Twenty-year-old Fagnu Usendi, whose family was one of the 14 families who were expelled from Borawand village of Narayanpur district, spent his day sorting out their belongings which were stacked at Panchayat Bhawan, in Borawand village. Fagnu said that his family could recover only a meagre percent of their belongings, and that too, in dilapidated conditions.

Children suffered the most, many villagers said. They were forced to miss out on their studies. 

Around 300 people were forcefully evicted from their homes and took shelter at the indoor stadium in Narayanpur on 19 December. In this photograph, dated December 2022, tribal Christians are seen taking refuge from anti-Christian violence. 

Even as tribal Christians returned to their homes after almost a month, the eerie silence sets apart their dwellings from the rest of the village. 

A month after they were allegedly forced out of their homes in Chhattisgarh's Narayanpur district, tribal Christians have started returning to their villages. However, they say things are not the same as they now live in the fear of being outcasted again. 

The Quint visited a few villages in Narayanpur a month after the exodus.

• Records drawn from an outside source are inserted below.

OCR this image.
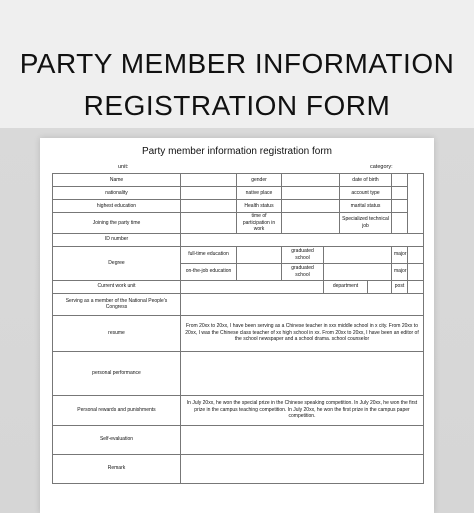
PARTY MEMBER INFORMATION
REGISTRATION FORM
Party member information registration form
unit:	category:
Name		gender			date of birth			
nationality		native place			account type			
highest education		Health status			marital status			
Joining the party time		time of participation in work			Specialized technical job			
ID number								
Degree	full-time education		graduated school				major	
	on-the-job education		graduated school				major	
Current work unit				department			post	
Serving as a member of the National People's Congress								
resume	From 20xx to 20xx, I have been serving as a Chinese teacher in xxx middle school in x city. From 20xx to 20xx, I was the Chinese class teacher of xx high school in xx. From 20xx to 20xx, I have been an editor of the school newspaper and a school drama. school counselor							
personal performance								
Personal rewards and punishments	In July 20xx, he won the special prize in the Chinese speaking competition. In July 20xx, he won the first prize in the campus teaching competition. In July 20xx, he won the first prize in the campus paper competition.							
Self-evaluation								
Remark								
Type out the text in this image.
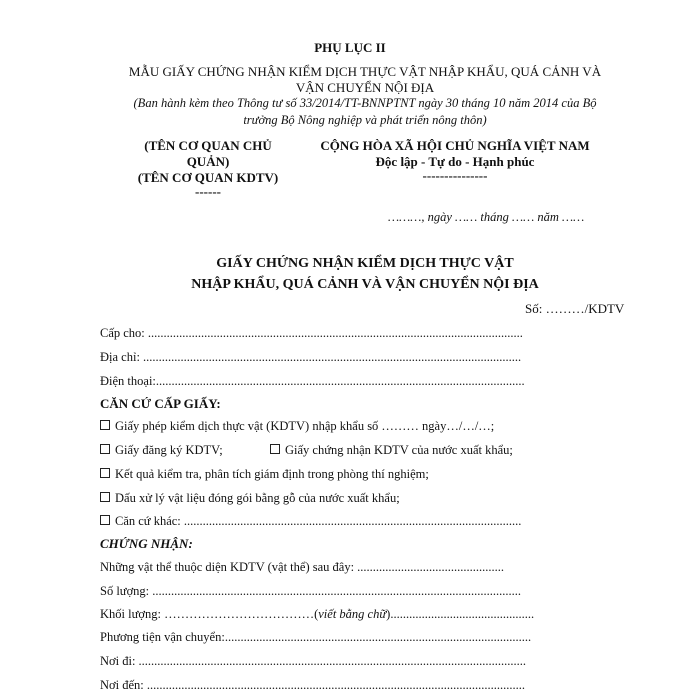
PHỤ LỤC II
MẪU GIẤY CHỨNG NHẬN KIỂM DỊCH THỰC VẬT NHẬP KHẨU, QUÁ CẢNH VÀ
VẬN CHUYỂN NỘI ĐỊA
(Ban hành kèm theo Thông tư số 33/2014/TT-BNNPTNT ngày 30 tháng 10 năm 2014 của Bộ
trưởng Bộ Nông nghiệp và phát triển nông thôn)
(TÊN CƠ QUAN CHỦ
QUẢN)
(TÊN CƠ QUAN KDTV)
------
CỘNG HÒA XÃ HỘI CHỦ NGHĨA VIỆT NAM
Độc lập - Tự do - Hạnh phúc
---------------
………, ngày …… tháng …… năm ……
GIẤY CHỨNG NHẬN KIỂM DỊCH THỰC VẬT
NHẬP KHẨU, QUÁ CẢNH VÀ VẬN CHUYỂN NỘI ĐỊA
Số: ………/KDTV
Cấp cho: ........................................................................................................................
Địa chỉ: .........................................................................................................................
Điện thoại:......................................................................................................................
CĂN CỨ CẤP GIẤY:
Giấy phép kiểm dịch thực vật (KDTV) nhập khẩu số ……… ngày…/…/…;
Giấy đăng ký KDTV;	Giấy chứng nhận KDTV của nước xuất khẩu;
Kết quả kiểm tra, phân tích giám định trong phòng thí nghiệm;
Dấu xử lý vật liệu đóng gói bằng gỗ của nước xuất khẩu;
Căn cứ khác: ............................................................................................................
CHỨNG NHẬN:
Những vật thể thuộc diện KDTV (vật thể) sau đây: ...............................................
Số lượng: ......................................................................................................................
Khối lượng: ………………………………(viết bằng chữ)..............................................
Phương tiện vận chuyển:..................................................................................................
Nơi đi: ............................................................................................................................
Nơi đến: .........................................................................................................................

On 18 December 2022, around 300 people from over a dozen villages were allegedly evicted from their homes and chased out of their villages for converting to Christianity. They walked hundreds of kilometers to take shelter at an indoor stadium in Narayanpur.

Even as hundreds remained lodged at the indoor stadium, an anti-Christian rally reportedly led by the Bharatiya Janata Party's Narayanpur district president Roop Sai Salam and others turned violent and vandalised a church and desecrated statues, and attacked the local police, in Narayanpur – further sidelining the tribal Christians.